Only then Gail gets kidnapped by Dr. Mobius, a villain who escaped from Detmer — their version of Arkham.  Mobius injects Gail with a secret compound that’s radioactive, as a means of luring Blaze.  Only Blaze isn’t in the picture.  So Mobius sets Gail loose where she gets hit by a car and escapes from the ambulance.
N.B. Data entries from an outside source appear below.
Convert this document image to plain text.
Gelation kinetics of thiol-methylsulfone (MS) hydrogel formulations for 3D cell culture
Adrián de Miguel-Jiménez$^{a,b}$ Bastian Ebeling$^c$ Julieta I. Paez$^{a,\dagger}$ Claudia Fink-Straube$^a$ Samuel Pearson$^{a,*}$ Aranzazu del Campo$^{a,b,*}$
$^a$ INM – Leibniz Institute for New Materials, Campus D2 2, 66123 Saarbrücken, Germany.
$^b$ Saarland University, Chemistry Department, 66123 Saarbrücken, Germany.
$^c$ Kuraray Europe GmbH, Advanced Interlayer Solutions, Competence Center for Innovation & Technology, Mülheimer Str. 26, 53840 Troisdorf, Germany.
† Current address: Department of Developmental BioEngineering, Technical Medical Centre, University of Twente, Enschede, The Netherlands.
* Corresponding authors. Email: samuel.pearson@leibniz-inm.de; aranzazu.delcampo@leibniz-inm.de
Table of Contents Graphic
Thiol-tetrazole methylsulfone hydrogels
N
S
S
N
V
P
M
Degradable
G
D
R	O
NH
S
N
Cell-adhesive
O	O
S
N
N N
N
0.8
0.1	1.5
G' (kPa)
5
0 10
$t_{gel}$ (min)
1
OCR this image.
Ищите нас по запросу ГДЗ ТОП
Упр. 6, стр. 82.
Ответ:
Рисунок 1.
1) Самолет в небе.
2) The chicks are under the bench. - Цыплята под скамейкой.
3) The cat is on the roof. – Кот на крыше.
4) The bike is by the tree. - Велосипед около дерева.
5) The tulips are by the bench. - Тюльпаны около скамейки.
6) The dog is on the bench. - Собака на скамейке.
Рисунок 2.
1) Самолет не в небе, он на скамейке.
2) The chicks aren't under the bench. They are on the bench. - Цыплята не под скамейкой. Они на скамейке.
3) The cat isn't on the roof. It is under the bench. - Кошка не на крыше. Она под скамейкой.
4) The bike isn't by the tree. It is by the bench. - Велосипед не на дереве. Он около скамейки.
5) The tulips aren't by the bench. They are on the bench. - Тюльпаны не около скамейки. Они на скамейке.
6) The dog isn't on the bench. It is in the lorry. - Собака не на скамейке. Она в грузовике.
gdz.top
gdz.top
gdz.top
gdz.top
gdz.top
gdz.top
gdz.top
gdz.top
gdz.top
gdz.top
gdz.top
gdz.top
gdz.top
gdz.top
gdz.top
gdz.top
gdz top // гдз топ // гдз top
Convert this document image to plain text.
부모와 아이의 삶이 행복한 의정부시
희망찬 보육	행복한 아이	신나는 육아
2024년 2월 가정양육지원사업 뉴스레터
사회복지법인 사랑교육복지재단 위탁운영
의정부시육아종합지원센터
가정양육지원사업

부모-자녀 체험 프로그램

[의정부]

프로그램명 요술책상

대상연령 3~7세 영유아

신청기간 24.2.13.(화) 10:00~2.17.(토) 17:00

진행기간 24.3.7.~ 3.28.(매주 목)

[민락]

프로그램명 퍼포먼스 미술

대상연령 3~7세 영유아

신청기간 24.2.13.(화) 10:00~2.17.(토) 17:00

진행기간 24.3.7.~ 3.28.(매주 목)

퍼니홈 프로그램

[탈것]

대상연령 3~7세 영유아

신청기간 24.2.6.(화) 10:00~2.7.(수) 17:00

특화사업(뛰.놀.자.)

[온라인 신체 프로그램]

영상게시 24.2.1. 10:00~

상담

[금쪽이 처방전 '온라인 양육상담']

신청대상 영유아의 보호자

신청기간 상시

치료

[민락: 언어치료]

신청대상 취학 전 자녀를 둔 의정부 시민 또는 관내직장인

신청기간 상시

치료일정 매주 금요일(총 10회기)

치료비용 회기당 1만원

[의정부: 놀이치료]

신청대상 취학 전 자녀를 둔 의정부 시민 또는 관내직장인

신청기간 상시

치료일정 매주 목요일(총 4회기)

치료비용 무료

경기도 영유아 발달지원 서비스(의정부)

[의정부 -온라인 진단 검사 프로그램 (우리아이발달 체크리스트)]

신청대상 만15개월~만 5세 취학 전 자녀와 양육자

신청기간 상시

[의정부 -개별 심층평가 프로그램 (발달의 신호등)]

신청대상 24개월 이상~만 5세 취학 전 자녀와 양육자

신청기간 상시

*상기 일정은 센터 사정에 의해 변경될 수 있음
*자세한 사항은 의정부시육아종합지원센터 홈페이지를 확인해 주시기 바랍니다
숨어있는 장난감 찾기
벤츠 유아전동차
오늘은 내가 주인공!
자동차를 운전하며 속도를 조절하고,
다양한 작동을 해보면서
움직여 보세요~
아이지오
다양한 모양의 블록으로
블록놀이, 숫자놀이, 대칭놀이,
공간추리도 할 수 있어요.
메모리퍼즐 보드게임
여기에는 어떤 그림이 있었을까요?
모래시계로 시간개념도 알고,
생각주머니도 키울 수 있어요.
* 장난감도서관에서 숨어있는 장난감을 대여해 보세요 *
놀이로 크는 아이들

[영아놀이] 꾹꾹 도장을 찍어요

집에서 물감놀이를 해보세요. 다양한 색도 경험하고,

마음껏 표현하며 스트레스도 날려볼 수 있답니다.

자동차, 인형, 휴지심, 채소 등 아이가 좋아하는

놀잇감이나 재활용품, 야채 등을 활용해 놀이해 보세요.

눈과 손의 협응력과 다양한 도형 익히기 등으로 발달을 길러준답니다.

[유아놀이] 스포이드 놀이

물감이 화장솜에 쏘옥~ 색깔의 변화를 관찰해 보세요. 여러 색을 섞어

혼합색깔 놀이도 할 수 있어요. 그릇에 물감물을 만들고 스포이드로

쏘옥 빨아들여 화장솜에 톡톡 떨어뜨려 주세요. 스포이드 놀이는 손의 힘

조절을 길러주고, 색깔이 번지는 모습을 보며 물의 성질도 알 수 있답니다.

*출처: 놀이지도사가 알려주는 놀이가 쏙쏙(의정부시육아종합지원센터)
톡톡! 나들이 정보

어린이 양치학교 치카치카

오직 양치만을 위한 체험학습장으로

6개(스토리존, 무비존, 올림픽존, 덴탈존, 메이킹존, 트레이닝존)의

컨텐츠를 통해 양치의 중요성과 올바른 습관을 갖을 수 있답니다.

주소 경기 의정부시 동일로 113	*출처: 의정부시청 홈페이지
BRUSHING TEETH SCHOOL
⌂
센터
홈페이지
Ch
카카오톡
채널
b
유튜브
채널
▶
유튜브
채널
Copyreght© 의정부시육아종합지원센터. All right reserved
It’s a really intriguing concept: Lois Lane loses Superman, only to get injected with a superserum and now she’s suddenly Supergirl. Then enters the love story complications.  As Gail copes with the effects of the serum, she also must cope with the effects of her two former flames — Blaze and Jeremy — and the new life she’s forced into.  It’s a hell of an origin story, and a really well thoughtout plot.  It leans a little too heavily on the love story for my tastes — which is too soap opera-y.  But otherwise, it’s an intriguing start.  It also is clearly part of a larger series — whether trilogy or not, I can’t say.  But motherfucker does it end HARD.  This isn’t just a cliffhanger.  It’s a fucking train trestle missing while a freighter goes over.  So I’m all for Supervillains Anonymous, the next part, coming out later this year.